Pada audiometri, jenis uji pendengaran ini tetap perlu dilakukan di ruang kedap suara agar
hasilnya menjadi lebih akurat. Penilaian akan terganggu ketika tes sedang dilakukan pada
frekuensi tertentu dan lemahnya intensitas diganggu oleh suara lain. Audiometri tutur pada
umumnya dilakukan dengan intensitas pemeriksaan mulai dari 20 dB dan ketika tak jelas, maka
akan dinaikkan menjadi 40 dB, serta seterusnya.

Ketika intensitas tersebut bisa didengar dengan baik oleh penderita, maka pemeriksa biasanya
akan mencoba menurunkan 0 dB dan itu artinya pendengaran masih terbilang sangat baik.
Sebelum audiometri dilakukan, ada pula tes yang perlu ditempuh oleh pasien, yakni pemeriksaan
telinga.

Tujuan pemeriksaan telinga ini adalah untuk mengecek ada cairan atau tidak di dalam telinga,
ada lubang gendang telinga atau tidak, dan ada kotoran telinga atau tidak. Ini karena faktor-
faktor tersebut jelas mampu membuat pendengaran pasien nantinya menjadi kurang.

(Baca juga: jenis penyakit yang menyerang telinga – radang telinga)

Manfaat dan Tujuan

Ada serangkaian manfaat yang bisa diperoleh dari proses audiometri. Manfaat dari penggunaan
audiometri antara lain adalah:

 Untuk kedokteran klinik yang menangani penyakit telinga.


 Untuk kedokteran klinik kehakiman.
 Untuk kedokteran klinik pencegahan di mana pendeteksian ketulian dilakukan pada anak-anak.

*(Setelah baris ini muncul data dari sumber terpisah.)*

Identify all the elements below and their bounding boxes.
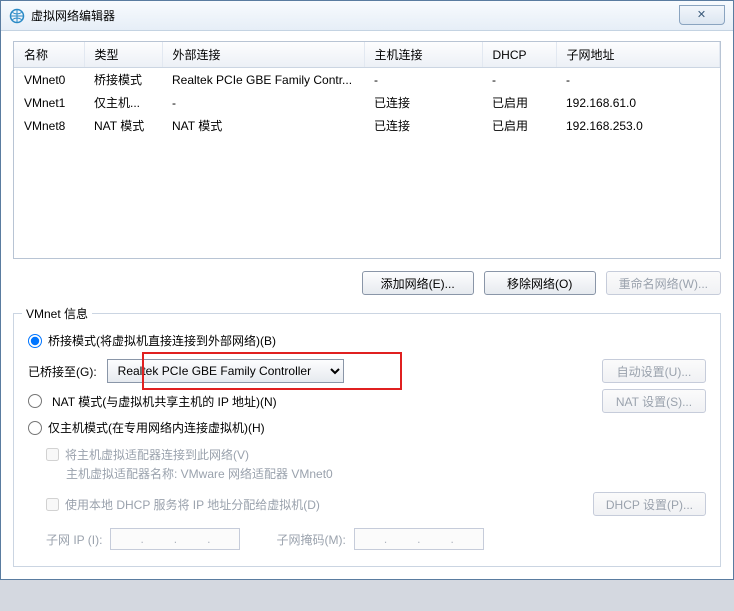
nat-settings-button: NAT 设置(S)...	[602, 389, 706, 413]
hostonly-radio[interactable]	[28, 421, 42, 435]
bridge-adapter-wrap: Realtek PCIe GBE Family Controller	[107, 359, 345, 383]
cell-subnet: 192.168.253.0	[556, 114, 720, 137]
cell-type: 仅主机...	[84, 91, 162, 114]
table-row[interactable]: VMnet0桥接模式Realtek PCIe GBE Family Contr.…	[14, 68, 720, 92]
col-ext: 外部连接	[162, 42, 364, 68]
cell-dhcp: -	[482, 68, 556, 92]
nat-radio[interactable]	[28, 394, 42, 408]
virtual-network-editor-window: 虚拟网络编辑器 ✕ 名称 类型 外部连接 主机连接 DHCP 子网地址 VMne…	[0, 0, 734, 580]
cell-subnet: -	[556, 68, 720, 92]
cell-host: -	[364, 68, 482, 92]
subnet-ip-label: 子网 IP (I):	[46, 531, 102, 548]
subnet-ip-field: . . .	[110, 528, 240, 550]
dhcp-settings-button: DHCP 设置(P)...	[593, 492, 706, 516]
ip-octet	[145, 531, 173, 547]
hostonly-mode-row: 仅主机模式(在专用网络内连接虚拟机)(H)	[28, 419, 706, 436]
bridge-to-row: 已桥接至(G): Realtek PCIe GBE Family Control…	[28, 359, 706, 383]
ip-octet	[455, 531, 483, 547]
ip-octet	[388, 531, 416, 547]
col-host: 主机连接	[364, 42, 482, 68]
rename-network-button: 重命名网络(W)...	[606, 271, 721, 295]
col-dhcp: DHCP	[482, 42, 556, 68]
cell-name: VMnet8	[14, 114, 84, 137]
vmnet-info-group: VMnet 信息 桥接模式(将虚拟机直接连接到外部网络)(B) 已桥接至(G):…	[13, 313, 721, 567]
host-adapter-note: 主机虚拟适配器名称: VMware 网络适配器 VMnet0	[66, 465, 706, 482]
bridge-adapter-select[interactable]: Realtek PCIe GBE Family Controller	[107, 359, 345, 383]
cell-subnet: 192.168.61.0	[556, 91, 720, 114]
ip-octet	[178, 531, 206, 547]
ip-octet	[422, 531, 450, 547]
connect-host-row: 将主机虚拟适配器连接到此网络(V)	[46, 446, 706, 463]
cell-host: 已连接	[364, 114, 482, 137]
cell-ext: Realtek PCIe GBE Family Contr...	[162, 68, 364, 92]
col-type: 类型	[84, 42, 162, 68]
cell-dhcp: 已启用	[482, 91, 556, 114]
table-actions: 添加网络(E)... 移除网络(O) 重命名网络(W)...	[13, 271, 721, 295]
cell-ext: -	[162, 91, 364, 114]
content-area: 名称 类型 外部连接 主机连接 DHCP 子网地址 VMnet0桥接模式Real…	[1, 31, 733, 567]
auto-settings-button: 自动设置(U)...	[602, 359, 706, 383]
connect-host-label: 将主机虚拟适配器连接到此网络(V)	[65, 446, 249, 463]
cell-type: 桥接模式	[84, 68, 162, 92]
ip-octet	[355, 531, 383, 547]
bridge-to-label: 已桥接至(G):	[28, 363, 97, 380]
connect-host-checkbox	[46, 448, 59, 461]
bridge-radio[interactable]	[28, 334, 42, 348]
app-icon	[9, 8, 25, 24]
hostonly-radio-label: 仅主机模式(在专用网络内连接虚拟机)(H)	[48, 419, 265, 436]
cell-ext: NAT 模式	[162, 114, 364, 137]
subnet-mask-field: . . .	[354, 528, 484, 550]
bridge-mode-row: 桥接模式(将虚拟机直接连接到外部网络)(B)	[28, 332, 706, 349]
nat-mode-row: NAT 模式(与虚拟机共享主机的 IP 地址)(N) NAT 设置(S)...	[28, 389, 706, 413]
col-subnet: 子网地址	[556, 42, 720, 68]
close-icon: ✕	[697, 8, 707, 21]
cell-type: NAT 模式	[84, 114, 162, 137]
nat-radio-label: NAT 模式(与虚拟机共享主机的 IP 地址)(N)	[52, 393, 277, 410]
network-table[interactable]: 名称 类型 外部连接 主机连接 DHCP 子网地址 VMnet0桥接模式Real…	[13, 41, 721, 259]
ip-octet	[211, 531, 239, 547]
dhcp-checkbox	[46, 498, 59, 511]
table-row[interactable]: VMnet1仅主机...-已连接已启用192.168.61.0	[14, 91, 720, 114]
titlebar: 虚拟网络编辑器 ✕	[1, 1, 733, 31]
col-name: 名称	[14, 42, 84, 68]
subnet-mask-label: 子网掩码(M):	[276, 531, 345, 548]
subnet-row: 子网 IP (I): . . . 子网掩码(M): . . .	[46, 528, 706, 550]
dhcp-label: 使用本地 DHCP 服务将 IP 地址分配给虚拟机(D)	[65, 496, 320, 513]
table-row[interactable]: VMnet8NAT 模式NAT 模式已连接已启用192.168.253.0	[14, 114, 720, 137]
bridge-radio-label: 桥接模式(将虚拟机直接连接到外部网络)(B)	[48, 332, 276, 349]
add-network-button[interactable]: 添加网络(E)...	[362, 271, 474, 295]
window-title: 虚拟网络编辑器	[31, 7, 679, 24]
table-header-row: 名称 类型 外部连接 主机连接 DHCP 子网地址	[14, 42, 720, 68]
cell-host: 已连接	[364, 91, 482, 114]
vmnet-info-legend: VMnet 信息	[22, 305, 92, 322]
ip-octet	[111, 531, 139, 547]
cell-name: VMnet1	[14, 91, 84, 114]
dhcp-row: 使用本地 DHCP 服务将 IP 地址分配给虚拟机(D) DHCP 设置(P).…	[46, 492, 706, 516]
cell-dhcp: 已启用	[482, 114, 556, 137]
cell-name: VMnet0	[14, 68, 84, 92]
close-button[interactable]: ✕	[679, 5, 725, 25]
remove-network-button[interactable]: 移除网络(O)	[484, 271, 596, 295]
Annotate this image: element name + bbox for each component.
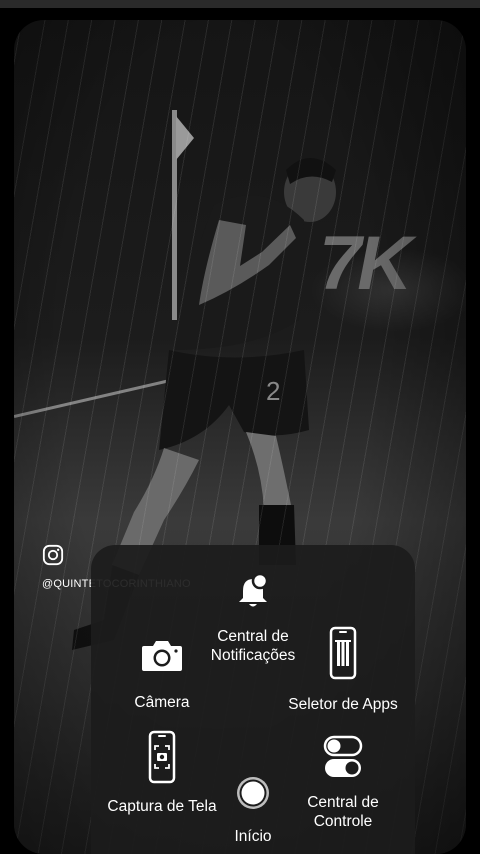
screenshot-icon xyxy=(148,730,176,784)
app-switcher-icon xyxy=(329,626,357,680)
home-label: Início xyxy=(234,828,272,845)
control-center-button[interactable]: Central de Controle xyxy=(278,733,408,831)
bell-icon xyxy=(239,572,269,607)
app-switcher-button[interactable]: Seletor de Apps xyxy=(278,625,408,714)
top-status-strip xyxy=(0,0,480,8)
control-center-label: Central de Controle xyxy=(307,794,379,830)
camera-button[interactable]: Câmera xyxy=(97,635,227,712)
assistive-touch-menu: Central de Notificações Câmera Seletor d xyxy=(91,545,415,854)
camera-label: Câmera xyxy=(134,694,190,711)
home-button-icon xyxy=(237,777,269,809)
instagram-icon xyxy=(42,544,64,566)
camera-icon xyxy=(142,641,182,671)
toggle-switches-icon xyxy=(323,735,363,777)
app-switcher-label: Seletor de Apps xyxy=(288,696,398,713)
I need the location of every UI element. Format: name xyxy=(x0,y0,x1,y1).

Sementara itu, tujuan dari audiometri ini tentu ada kaitannya erat dengan pemeriksaan telinga,
yaitu antara lain:

 Mendiagnosa jenis sakit telinga.


 Melakukan skrining anak-anak di bawah usia 5 tahun dan anak SD.
 Melakukan pengukuran kemampuan pendengaran melalui proses menangkap percakapan
harian.
 Melakukan pemonitoran terhadap pekerja-pekerja yang khusus bekerja di tempat yang sangat
bising.

Indikasi Pengujian Pendengaran

Ada sejumlah indikasi pemeriksaan yang perlu diketahui dan diwaspadai oleh orang-orang.
Audiometri perlu ditempuh ketika:

 Riwayat trauma.
 Terjadi penurunan kualitas pendengaran.
 Telinga terus berbunyi atau mendengung di mana ini juga diketahui dengan istilah tinitus.
 Gangguan keseimbangan.
 Riwayat kesehatan keluarga di mana mungkin ada anggota keluarga yang mengalami gangguan
pendengaran.
 Riwayat penggunaan obat-obatan jenis ototoksik.
 Riwayat terlalu sering terpajan kebisingan (kemungkinan faktor tempat kerja).
 Riwayat keluarnya cairan dari telinga atau telinga berair.
 Telinga terasa penuh.

(Baca juga: telinga berdenging terus-terusan – cara mengatasi telinga bindeng – bahaya telinga
bernanah)

Selain audiometri, diagnosa yang dilakukan pada pasien yang diduga mengalami gangguan
pendengaran adalah dengan pemeriksaan fisik serta uji garpu tala. Pada pemeriksaan fisik, jelas
dokter biasanya bakal melakukan pemeriksaan telinga agar penyebab gangguan pada telinga
dapat diketahui. Contoh gangguan tersebut adalah kerusakan pada gendang telinga, infeksi dan
kotoran telinga.

Sementara itu, uji garpu tala adalah contoh proses diagnosa di mana ini dilakukan untuk
mendeteksi adanya gangguan pendengaran serta sebagai proses penentu kerusakan terjadi di
bagian telinga sebelah mana. Dengan prosedur diagnosa ini, maka nantinya akan diketahui secara
jelas tingkat keparahan dari ketulian yang diderita oleh pasien. Maka dari itu, penting untuk
mengetahui cara menjaga telinga agar tetap sehat dan berfungsi dengan baik.